On Tueday, 14.07.2026 at 15:46, Jeffrey Law wrote:> On 7/14/2026 1:43
AM, Richard Biener wrote:
So given it was just one test affected (on every target), do we want to
try and be more aggressive by enabling the transformation earlier and
fix that one test? Or would you prefer more conservatism here?
jeff
This test failure does seem to at-least be substantive, given that it
represents a missed optimization.
When the transformation is applied early, the call to strlen is removed
before the strlen pass can see it, and thus information about the string
can no longer be gathered. Ordinarily for this test case, the compiler
will see strlen (s) == 0 and use that to turn strcpy into memcpy, but
since the strlen call is removed, it can no longer do so. In an ideal
world, I imagine the compiler should be able to discern the string is
empty given *s == 0, just as with strlen (s) == 0. Moreover, perhaps it
should remove the strcpy of an empty string altogether. Regardless,
without that information, some optimizations will be missed.

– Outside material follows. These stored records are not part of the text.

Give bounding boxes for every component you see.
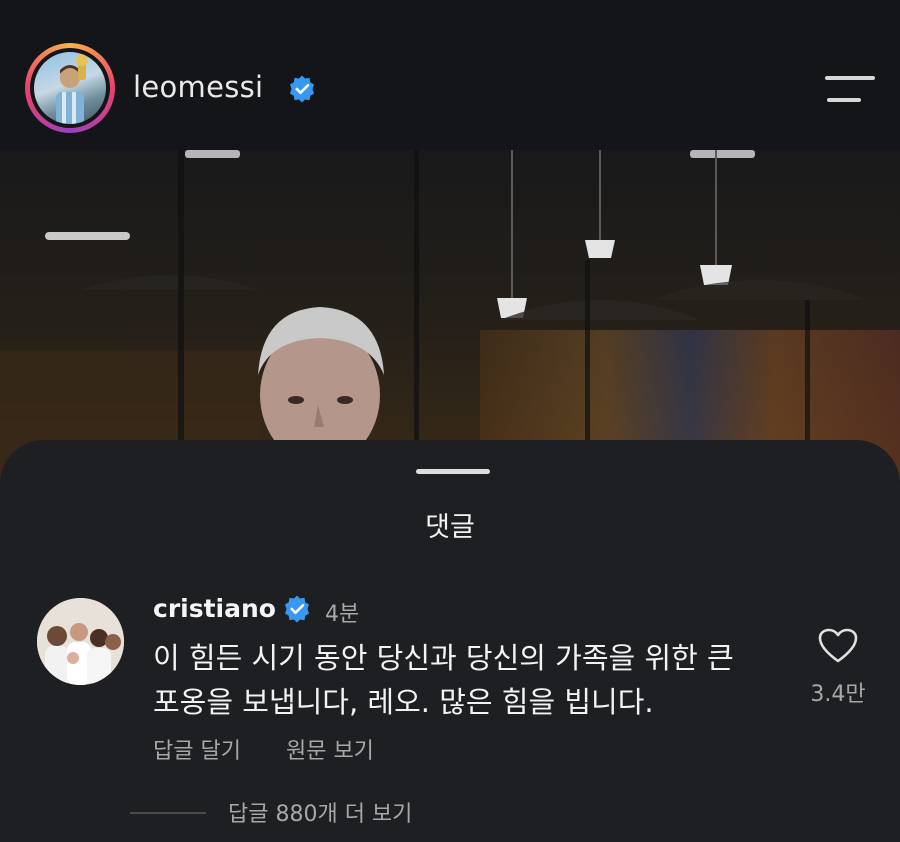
comment-text-line: 이 힘든 시기 동안 당신과 당신의 가족을 위한 큰 xyxy=(153,641,734,675)
profile-avatar xyxy=(34,52,106,124)
post-image[interactable] xyxy=(0,150,900,480)
comment-text: 이 힘든 시기 동안 당신과 당신의 가족을 위한 큰 포옹을 보냅니다, 레오… xyxy=(153,636,793,724)
commenter-avatar[interactable] xyxy=(37,598,124,685)
see-original-button[interactable]: 원문 보기 xyxy=(286,739,374,764)
heart-icon[interactable] xyxy=(818,628,858,664)
comment-text-line: 포옹을 보냅니다, 레오. 많은 힘을 빕니다. xyxy=(153,685,654,719)
profile-header: leomessi xyxy=(0,0,900,150)
sheet-drag-handle[interactable] xyxy=(416,469,490,474)
post-photo-scene xyxy=(0,150,900,480)
comments-sheet: 댓글 cristiano 4분 이 힘든 시기 동안 당신과 당신의 가족을 위… xyxy=(0,440,900,842)
verified-badge-icon xyxy=(290,75,314,103)
reply-button[interactable]: 답글 달기 xyxy=(153,739,241,764)
like-count: 3.4만 xyxy=(810,682,866,707)
story-ring[interactable] xyxy=(25,43,115,133)
profile-username[interactable]: leomessi xyxy=(133,70,263,104)
hamburger-menu-icon[interactable] xyxy=(825,74,877,104)
comment-timestamp: 4분 xyxy=(325,602,360,627)
replies-divider xyxy=(130,812,206,814)
commenter-username[interactable]: cristiano xyxy=(153,594,276,623)
comment-actions: 답글 달기 원문 보기 xyxy=(153,733,412,765)
view-replies-button[interactable]: 답글 880개 더 보기 xyxy=(228,796,412,828)
verified-badge-icon xyxy=(285,595,309,623)
sheet-title: 댓글 xyxy=(425,512,475,543)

Would an "if *s == 0, the string is empty" (or perhaps "if s[i] == 0,
the length of the string is less than or equal to i") analysis in strlen
be feasible to implement? Is it even true? I think whether or not the
last full fold restriction can be lifted comes down to these things.
> I think it's OK to restrict the folding to last forwprop for now. But please
> open a bugreport about strlen missing to recognize *s == 0, the existing
> testcase can be modified to replace strlen(s) == 0 with *s == 0 to show
> an existing issue. When that's fixed we can relax the folding.
I doubt the case tested by strlen-89 appears that often in real world
code, so that plan works for me.
jeff
I've created PR126266 for this purpose.